I think Cat Stax by Brainwright (in which you try and fit various numbers of cats in layers on to grids on small cards) can be easily hidden on a shelf in your local library. You can also pick it up and have a go each time you visit without needing to remember where you were the last time you played it.
7: A game to play with someone who claims to hate board games:
Can you convert a non-believer?
Playing a never-ending game of Monopoly or endless rounds of memory card games when your kids are small can send the most patient person running for the hills when someone suggests playing a board game!
Despite his battle scars from playing Operation with me when we first started dating and repeatedly winning (not a great evening), my husband Alex has recently re-discovered the joys of board gaming. Although, he rarely wants to play anything with lots of rules and components such as Everdell or Terraforming Mars, he often fancies playing a small box game particularly those with cards.
His favourite right now is pick and pass card game Sushi Go! by Gamewright and I think it ticks a lot of boxes for those with a fear of never-ending and complicated board games. It’s easy to learn, requires a bit of strategy and memory but not so much that your brain hurts; it plays over three rounds so there are opportunities to do better each turn; picking and passing encourages concentration and quick decision making and the sushi drawings are fun without being too cute or childish!
8: A game to play with one other player:
A cosy game for two .
Oh, the joy of the two-player game and the uninterrupted time to play it. I book in games evenings at my friend Celine’s pad so I can pretend I have all the time in the world and no dishes to do.

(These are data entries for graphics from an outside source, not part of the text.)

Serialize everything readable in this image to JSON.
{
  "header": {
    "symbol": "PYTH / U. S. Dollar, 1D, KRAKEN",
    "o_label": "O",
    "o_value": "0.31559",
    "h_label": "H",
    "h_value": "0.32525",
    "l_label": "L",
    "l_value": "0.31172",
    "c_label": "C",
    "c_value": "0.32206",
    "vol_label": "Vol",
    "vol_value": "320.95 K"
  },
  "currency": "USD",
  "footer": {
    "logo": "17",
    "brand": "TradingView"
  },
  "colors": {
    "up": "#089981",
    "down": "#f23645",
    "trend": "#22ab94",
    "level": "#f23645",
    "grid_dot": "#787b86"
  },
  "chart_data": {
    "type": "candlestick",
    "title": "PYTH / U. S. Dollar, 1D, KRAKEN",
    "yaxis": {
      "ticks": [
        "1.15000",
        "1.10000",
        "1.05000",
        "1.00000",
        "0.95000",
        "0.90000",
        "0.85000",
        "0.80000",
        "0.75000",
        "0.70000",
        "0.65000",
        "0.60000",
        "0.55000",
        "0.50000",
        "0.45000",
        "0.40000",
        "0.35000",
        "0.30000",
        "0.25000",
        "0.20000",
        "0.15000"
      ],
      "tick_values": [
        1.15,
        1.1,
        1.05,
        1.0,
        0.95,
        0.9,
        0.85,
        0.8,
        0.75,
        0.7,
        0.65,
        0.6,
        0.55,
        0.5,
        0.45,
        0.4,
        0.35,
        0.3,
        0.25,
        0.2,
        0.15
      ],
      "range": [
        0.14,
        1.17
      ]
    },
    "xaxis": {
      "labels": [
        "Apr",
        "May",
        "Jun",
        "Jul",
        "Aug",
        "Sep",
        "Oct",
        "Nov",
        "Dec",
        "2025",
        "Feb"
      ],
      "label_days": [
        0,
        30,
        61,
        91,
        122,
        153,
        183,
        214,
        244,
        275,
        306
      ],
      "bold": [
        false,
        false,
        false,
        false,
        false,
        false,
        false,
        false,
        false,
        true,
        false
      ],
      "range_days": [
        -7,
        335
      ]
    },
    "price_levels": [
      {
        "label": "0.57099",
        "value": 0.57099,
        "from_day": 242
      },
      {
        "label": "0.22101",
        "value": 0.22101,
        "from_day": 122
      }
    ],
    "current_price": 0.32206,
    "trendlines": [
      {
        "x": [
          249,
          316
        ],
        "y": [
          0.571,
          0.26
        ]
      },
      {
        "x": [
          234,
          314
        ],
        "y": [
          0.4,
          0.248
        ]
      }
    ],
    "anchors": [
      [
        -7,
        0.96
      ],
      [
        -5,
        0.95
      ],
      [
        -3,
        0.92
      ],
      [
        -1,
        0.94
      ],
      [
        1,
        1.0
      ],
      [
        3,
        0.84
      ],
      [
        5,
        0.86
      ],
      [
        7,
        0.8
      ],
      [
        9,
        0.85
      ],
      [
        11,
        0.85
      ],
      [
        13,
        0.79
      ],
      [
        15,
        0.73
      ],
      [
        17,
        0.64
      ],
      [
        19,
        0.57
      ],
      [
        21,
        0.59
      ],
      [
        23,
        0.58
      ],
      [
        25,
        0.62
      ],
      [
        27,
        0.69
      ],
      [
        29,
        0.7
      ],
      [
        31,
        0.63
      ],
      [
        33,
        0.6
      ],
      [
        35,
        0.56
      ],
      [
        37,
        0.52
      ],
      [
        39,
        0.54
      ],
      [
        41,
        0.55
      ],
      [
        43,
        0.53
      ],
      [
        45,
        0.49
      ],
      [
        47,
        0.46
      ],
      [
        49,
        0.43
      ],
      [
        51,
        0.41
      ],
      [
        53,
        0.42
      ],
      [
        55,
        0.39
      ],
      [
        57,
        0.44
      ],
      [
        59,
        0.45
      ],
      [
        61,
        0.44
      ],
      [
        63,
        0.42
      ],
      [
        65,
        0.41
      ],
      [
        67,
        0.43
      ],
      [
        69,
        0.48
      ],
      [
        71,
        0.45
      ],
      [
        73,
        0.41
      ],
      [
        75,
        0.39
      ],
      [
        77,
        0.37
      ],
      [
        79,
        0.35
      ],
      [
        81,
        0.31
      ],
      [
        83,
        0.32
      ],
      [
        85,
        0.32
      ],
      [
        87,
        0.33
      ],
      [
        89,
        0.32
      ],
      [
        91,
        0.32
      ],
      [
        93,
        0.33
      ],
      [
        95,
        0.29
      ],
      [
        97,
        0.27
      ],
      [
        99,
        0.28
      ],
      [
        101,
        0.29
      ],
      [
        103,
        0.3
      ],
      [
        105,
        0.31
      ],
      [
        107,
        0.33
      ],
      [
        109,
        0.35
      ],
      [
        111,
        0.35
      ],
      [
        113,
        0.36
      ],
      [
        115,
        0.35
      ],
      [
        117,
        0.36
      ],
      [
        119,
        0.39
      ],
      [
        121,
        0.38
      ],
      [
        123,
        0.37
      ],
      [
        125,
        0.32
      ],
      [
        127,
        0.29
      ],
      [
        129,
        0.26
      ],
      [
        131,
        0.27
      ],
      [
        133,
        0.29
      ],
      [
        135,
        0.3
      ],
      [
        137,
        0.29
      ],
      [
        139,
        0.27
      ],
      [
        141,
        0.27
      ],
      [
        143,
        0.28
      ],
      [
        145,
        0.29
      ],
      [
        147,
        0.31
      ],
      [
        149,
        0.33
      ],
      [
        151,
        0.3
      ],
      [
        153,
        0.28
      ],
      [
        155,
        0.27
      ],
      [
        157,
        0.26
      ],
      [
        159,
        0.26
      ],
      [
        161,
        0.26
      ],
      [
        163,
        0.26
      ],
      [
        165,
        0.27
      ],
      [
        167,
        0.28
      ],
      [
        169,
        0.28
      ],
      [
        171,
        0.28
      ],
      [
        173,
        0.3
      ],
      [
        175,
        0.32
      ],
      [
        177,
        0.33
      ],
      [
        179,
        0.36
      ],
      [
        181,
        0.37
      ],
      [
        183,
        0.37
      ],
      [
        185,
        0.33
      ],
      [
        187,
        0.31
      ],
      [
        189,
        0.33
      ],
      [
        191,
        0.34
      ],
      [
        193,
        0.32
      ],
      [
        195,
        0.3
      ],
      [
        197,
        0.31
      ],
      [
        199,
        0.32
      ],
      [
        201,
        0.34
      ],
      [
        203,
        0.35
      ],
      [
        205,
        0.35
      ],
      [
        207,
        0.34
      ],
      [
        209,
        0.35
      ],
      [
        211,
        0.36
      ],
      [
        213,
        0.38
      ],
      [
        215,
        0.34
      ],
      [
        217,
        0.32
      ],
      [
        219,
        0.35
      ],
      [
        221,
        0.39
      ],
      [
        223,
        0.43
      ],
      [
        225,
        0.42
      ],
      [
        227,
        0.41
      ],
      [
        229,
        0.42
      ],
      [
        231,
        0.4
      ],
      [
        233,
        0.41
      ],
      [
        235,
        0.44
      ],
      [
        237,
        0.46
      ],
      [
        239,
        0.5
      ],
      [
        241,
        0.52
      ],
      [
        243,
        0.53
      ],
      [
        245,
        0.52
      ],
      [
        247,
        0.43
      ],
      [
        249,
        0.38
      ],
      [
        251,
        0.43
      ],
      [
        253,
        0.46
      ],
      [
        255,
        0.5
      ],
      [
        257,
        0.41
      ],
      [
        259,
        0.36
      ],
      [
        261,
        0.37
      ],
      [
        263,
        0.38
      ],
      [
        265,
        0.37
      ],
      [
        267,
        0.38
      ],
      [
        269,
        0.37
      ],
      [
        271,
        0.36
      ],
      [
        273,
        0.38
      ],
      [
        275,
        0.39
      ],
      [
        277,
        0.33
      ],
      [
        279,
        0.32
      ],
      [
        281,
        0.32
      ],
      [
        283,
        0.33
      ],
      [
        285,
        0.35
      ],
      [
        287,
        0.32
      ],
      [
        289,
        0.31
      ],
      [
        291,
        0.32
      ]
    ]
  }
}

Both only children, we are really patient with each other and takes turns in explaining the gameplay so no stress there but we also don’t have to pretend that we don’t mind losing! There are lots of cliches about only children that don’t hold much water but it is my suspicion that most onlys are not great losers in the board game arena…even when they are old enough to know better! We settle this by playing enough rounds of a competitive game to ensure that we both end the evening smiling!
Current fave? Plotalot by Moonstone Games. An allotment themed card drafting game, Gemma Newsome’s first game combines beautiful artwork, pleasantly paced game-play and enough strategy and sabotage opportunities to engage and entertain. I’m also shouting out here about escape room games such as the EXIT range by Kosmos Games. For one to four players, I think two is the magic number when you want to play one of these – take it in turns to read out and try and solve the clues, bounce ideas off each other, enjoy the clever twists and turns designers Inka and Markus Brand have fiendishly thought up and choose whether to play against the clock or come back to it another day.